Z limitu 70 na 80 to nie to samo, co 150 kmph. Większość i tak zawsze przekracza dozwolone prędkości, bo nikt nie patrzy tylko na licznik, ale na drogę. Same znaki "prędkościowe" też nie mogą być jedynym wyróżnikiem. Prędkość dostosowuje się do sytuacji i warunków na drodze.
Jadąc tamtędy samochodem, zwykle pewnie koło 70kmph, bo tak "rzeka komunikacyjna tam płynie"(nigdy na łuku nie zerkam na licznik tylko na drogę ! jeśli zerkam to wcześniej), ten łuk nie stanowi większego zagrożenia czy trudności. Nawet chyba, z uwagi na wyłukowanie i różnice poziomów, bardziej niebezpieczny wydaje się wiadukt Wisłostrady te 100 metrów później, nad początkiem ul. Krasińskiego. Po prostu przy Cytadeli, obok normalnie jadących samochodów (70-80 na liczniku) grzeją wariaci i półwariaci (prędkości sami sobie tu wpiszcie) - to oni są sprawcami tych wypadków w 99%. Szkoda, że nie można się zapoznać ze statystykami Policji z tego miejsca.

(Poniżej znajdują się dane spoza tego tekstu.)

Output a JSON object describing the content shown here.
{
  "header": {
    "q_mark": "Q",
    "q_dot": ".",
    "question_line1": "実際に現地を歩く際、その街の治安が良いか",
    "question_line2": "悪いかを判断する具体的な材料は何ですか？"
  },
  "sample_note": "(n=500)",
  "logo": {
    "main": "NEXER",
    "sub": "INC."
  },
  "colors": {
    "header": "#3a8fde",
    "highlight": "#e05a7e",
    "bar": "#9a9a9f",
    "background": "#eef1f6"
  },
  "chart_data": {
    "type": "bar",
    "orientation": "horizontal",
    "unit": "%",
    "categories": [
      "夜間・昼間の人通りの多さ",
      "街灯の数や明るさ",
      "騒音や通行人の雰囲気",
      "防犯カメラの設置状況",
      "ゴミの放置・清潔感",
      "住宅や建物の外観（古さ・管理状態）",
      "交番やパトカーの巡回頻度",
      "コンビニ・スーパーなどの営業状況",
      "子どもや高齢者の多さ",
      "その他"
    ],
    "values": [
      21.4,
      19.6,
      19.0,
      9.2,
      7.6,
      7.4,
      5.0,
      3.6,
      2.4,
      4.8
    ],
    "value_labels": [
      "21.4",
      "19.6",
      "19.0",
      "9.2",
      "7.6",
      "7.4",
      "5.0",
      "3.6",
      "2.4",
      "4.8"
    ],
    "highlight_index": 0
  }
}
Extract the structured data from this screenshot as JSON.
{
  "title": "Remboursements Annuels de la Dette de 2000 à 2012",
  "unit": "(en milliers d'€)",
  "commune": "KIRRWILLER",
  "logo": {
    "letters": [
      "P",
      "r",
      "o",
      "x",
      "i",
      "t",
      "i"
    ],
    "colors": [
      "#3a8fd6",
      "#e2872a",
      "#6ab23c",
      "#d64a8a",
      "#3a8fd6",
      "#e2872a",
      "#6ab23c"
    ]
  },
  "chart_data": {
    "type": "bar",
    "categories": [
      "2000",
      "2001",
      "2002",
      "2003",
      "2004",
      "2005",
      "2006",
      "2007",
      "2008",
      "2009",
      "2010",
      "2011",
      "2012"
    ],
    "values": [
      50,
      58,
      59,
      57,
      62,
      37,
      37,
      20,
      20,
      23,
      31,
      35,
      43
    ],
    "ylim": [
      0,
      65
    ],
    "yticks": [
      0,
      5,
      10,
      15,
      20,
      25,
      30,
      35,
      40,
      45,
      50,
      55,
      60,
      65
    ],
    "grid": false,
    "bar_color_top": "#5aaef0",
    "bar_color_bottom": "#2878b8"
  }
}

Przypominam też, że nie chodzi tylko o energochłonność barierki, bo mówimy w ten sposób tylko o stronie kierowcy. Ważne z punktu widzenia bezpieczeństwa pieszych i rowerzystów jest to, iż strefa zgniotu (vide: zdjęcia jw.) przebiega przez ddr (dalej chodnik - w pewnym miejscu jest tam roszada) i "całuje się" z drzewem.